Raqqa si trova pressappoco nell’angolo più settentrionale e Deir Ezzor in quello più meridionale della base del triangolo, sull’Eufrate. Dopo la caduta di Mosul, Raqqa è di fatto la capitale di ciò che resta dello Stato islamico, ed è ormai da mesi pressoché assediata dalle Forze democratiche siriane (Sdf), un’alleanza composta soprattutto dai curdi siriani (rojava) dell’Ypg (unità di protezione popolare) e dell’Ypj, i battaglioni curdi composti da donne e guidati dalla mitica comandante Rojda Felat. Accanto ai curdi, fanno parte delle Sdf anche miliziani arabi sunniti; e gruppi più o meno grandi di turkmeni, circassi e ceceni, che sono tutti sunniti non arabi, come la maggioranza dei curdi. E sono appoggiati dall’aviazione della coalizione internazionale a guida Usa. Nessuno sciita, insomma.

Deir Ezzor, circa 140 Km a Sud di Raqqa, si trova in una posizione strategica sulla direttrice di comunicazione che collega Palmira (e quindi la Siria occidentale) con l’Iraq sciita, passando per importanti campi petroliferi e per un territorio che storicamente è una delle culle del jihadismo. Intorno a Deir Ezzor si sono concentrati i soldati dell’esercito siriano lealista (Assad appartiene alla comunità alawita, un gruppo islamico vicino agli sciiti) ed alcune milizie sciite irachene, oltre agli Hezbollah libanesi. Sono appoggiati dall’Iran (che a metà giugno ha lanciato da Kermanshah dei missili sulle postazioni Daesh di Deir Ezzor) e dall’aviazione russa, che ha le sue basi sulla costa siriana del Mediterraneo, a Latakia e Tartous. Nessun sunnita, insomma.

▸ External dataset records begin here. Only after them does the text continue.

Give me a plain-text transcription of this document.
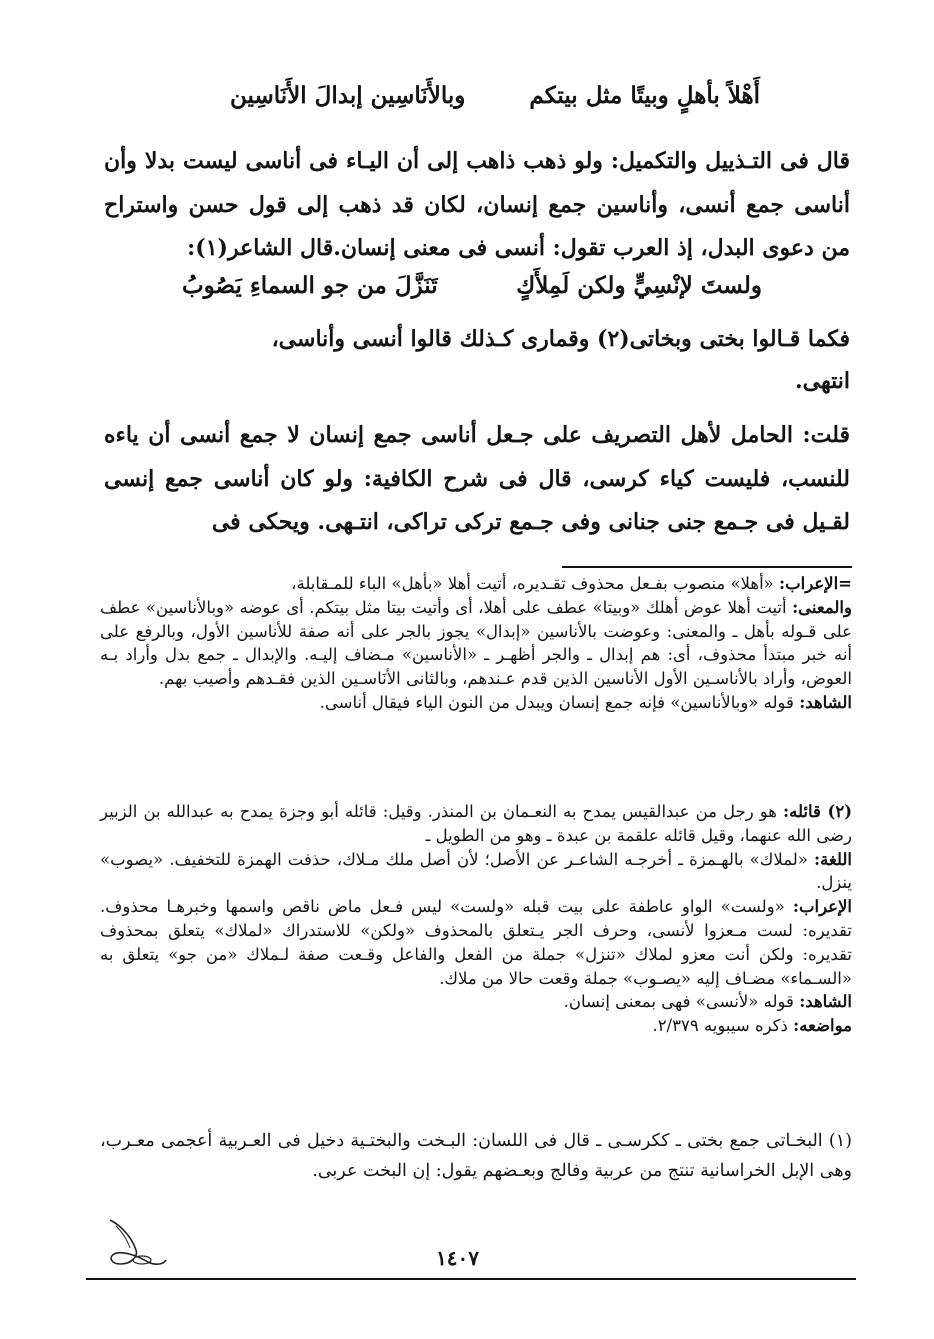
أَهْلاً بأهلٍ وبيتًا مثل بيتكم
وبالأَنَاسِين إبدالَ الأَنَاسِين
قال فى التـذييل والتكميل: ولو ذهب ذاهب إلى أن اليـاء فى أناسى ليست بدلا وأن أناسى جمع أنسى، وأناسين جمع إنسان، لكان قد ذهب إلى قول حسن واستراح من دعوى البدل، إذ العرب تقول: أنسى فى معنى إنسان.قال الشاعر(١):
ولستَ لإنْسِيٍّ ولكن لَمِلأَكٍ
تَنَزَّلَ من جو السماءِ يَصُوبُ
فكما قـالوا بختى وبخاتى(٢) وقمارى كـذلك قالوا أنسى وأناسى،
انتهى.
قلت: الحامل لأهل التصريف على جـعل أناسى جمع إنسان لا جمع أنسى أن ياءه للنسب، فليست كياء كرسى، قال فى شرح الكافية: ولو كان أناسى جمع إنسى لقـيل فى جـمع جنى جنانى وفى جـمع تركى تراكى، انتـهى. ويحكى فى

=الإعراب: «أهلا» منصوب بفـعل محذوف تقـديره، أتيت أهلا «بأهل» الباء للمـقابلة،

والمعنى: أتيت أهلا عوض أهلك «وبيتا» عطف على أهلا، أى وأتيت بيتا مثل بيتكم. أى عوضه «وبالأناسين» عطف على قـوله بأهل ـ والمعنى: وعوضت بالأناسين «إبدال» يجوز بالجر على أنه صفة للأناسين الأول، وبالرفع على أنه خبر مبتدأ محذوف، أى: هم إبدال ـ والجر أظهـر ـ «الأناسين» مـضاف إليـه. والإبدال ـ جمع بدل وأراد بـه العوض، وأراد بالأناسـين الأول الأناسين الذين قدم عـندهم، وبالثانى الأنَاسـين الذين فقـدهم وأصيب بهم.

الشاهد: قوله «وبالأناسين» فإنه جمع إنسان ويبدل من النون الياء فيقال أناسى.

(٢) قائله: هو رجل من عبدالقيس يمدح به النعـمان بن المنذر. وقيل: قائله أبو وجزة يمدح به عبدالله بن الزبير رضى الله عنهما، وقيل قائله علقمة بن عبدة ـ وهو من الطويل ـ

اللغة: «لملاك» بالهـمزة ـ أخرجـه الشاعـر عن الأصل؛ لأن أصل ملك مـلاك، حذفت الهمزة للتخفيف. «يصوب» ينزل.

الإعراب: «ولست» الواو عاطفة على بيت قبله «ولست» ليس فـعل ماض ناقص واسمها وخبرهـا محذوف. تقديره: لست مـعزوا لأنسى، وحرف الجر يـتعلق بالمحذوف «ولكن» للاستدراك «لملاك» يتعلق بمحذوف تقديره: ولكن أنت معزو لملاك «تنزل» جملة من الفعل والفاعل وقـعت صفة لـملاك «من جو» يتعلق به «السـماء» مضـاف إليه «يصـوب» جملة وقعت حالا من ملاك.

الشاهد: قوله «لأنسى» فهى بمعنى إنسان.

مواضعه: ذكره سيبويه ٢/٣٧٩.

(١) البخـاتى جمع بختى ـ ككرسـى ـ قال فى اللسان: البـخت والبختـية دخيل فى العـربية أعجمى معـرب، وهى الإبل الخراسانية تنتج من عربية وفالج وبعـضهم يقول: إن البخت عربى.
١٤٠٧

Accanto alle missioni aeree statunitensi (su Raqqa) e russe (su Deir Ezzor) che si susseguono a ritmo serrato come supporto alle rispettive forze di terra, provocando numerosi morti anche fra i civili, si sono verificati in questi mesi numerosi e pesanti “incidenti” tra Sdf e siriani lealisti, che hanno rallentato in certo modo la conquista degli ultimi bastioni del Daesh. L’impressione, peraltro suffragata dai fatti, è che sia in atto un braccio di ferro per assicurarsi un posto nella futura spartizione della Siria. I curdi siriani, su pressione statunitense, per creare uno spazio occupabile dai sunniti in un’area sotto controllo Usa. Le truppe di Assad, su pressione iraniana, per assicurare una continuità territoriale sciita che permetterebbe di andare da Teheran al Mediterraneo (comprese le basi russe sulla costa siriana) passando per Iran, Iraq, Siria e Libano.

L’ipotesi del “corridoio sciita” è naturalmente visto con grande disappunto da sauditi, israeliani e da Washington, mentre è considerato di grande importanza per i futuri equilibri della regione da Iran, Iraq sciita, siriani di Assad, Hezbollah libanesi, e russi.

Più che l’episodio finale della guerra ai jihadisti e al Daesh, dunque, la conquista di Raqqa e Deir Ezzor sembrerebbero parte di un molto più vasto capitolo nel conflitto secolare fra sunniti e sciiti, ingigantito e strumentalizzato dall’intervento di Stati Uniti e Russia, che si contendono qui spazi economici e politici di grande portata. I curdi, da parte loro, non sono indubbiamente interessati al controllo di una regione araba come quella di Raqqa, ma sono molto più interessati alla sua conquista per avere crediti quando si tratterà di discutere l’indipendenza del Kurdistan siriano.

In questo grande Risiko che si gioca sulla vita di molta gente nell’Est della Siria restano apparentemente ai margini, per ora (ma non si sa per quanto), gli altri attori in gioco: i jihadisti dell’ex fronte Al Nusra e gli islamisti filoturchi ormai relegati a contendersi fra loro la regione di Idlib, a ridosso del confine turco di Antiochia; i turchi stessi incuneati fra i curdi siriani, a Nord di Aleppo, e ostinatamente anti-curdi; e altre piccole sacche di resistenza non islamiste anti-Assad sparse intorno a Damasco e più a Sud.

È chiaro che la caduta del Daesh a Raqqa e Deir Ezzor ci sarà, prima o poi. Ma questo, con buona pace di chi sperava diversamente, avrà ben poca influenza sulla pace in Medio Oriente e forse anche meno sugli attentati islamisti in Europa.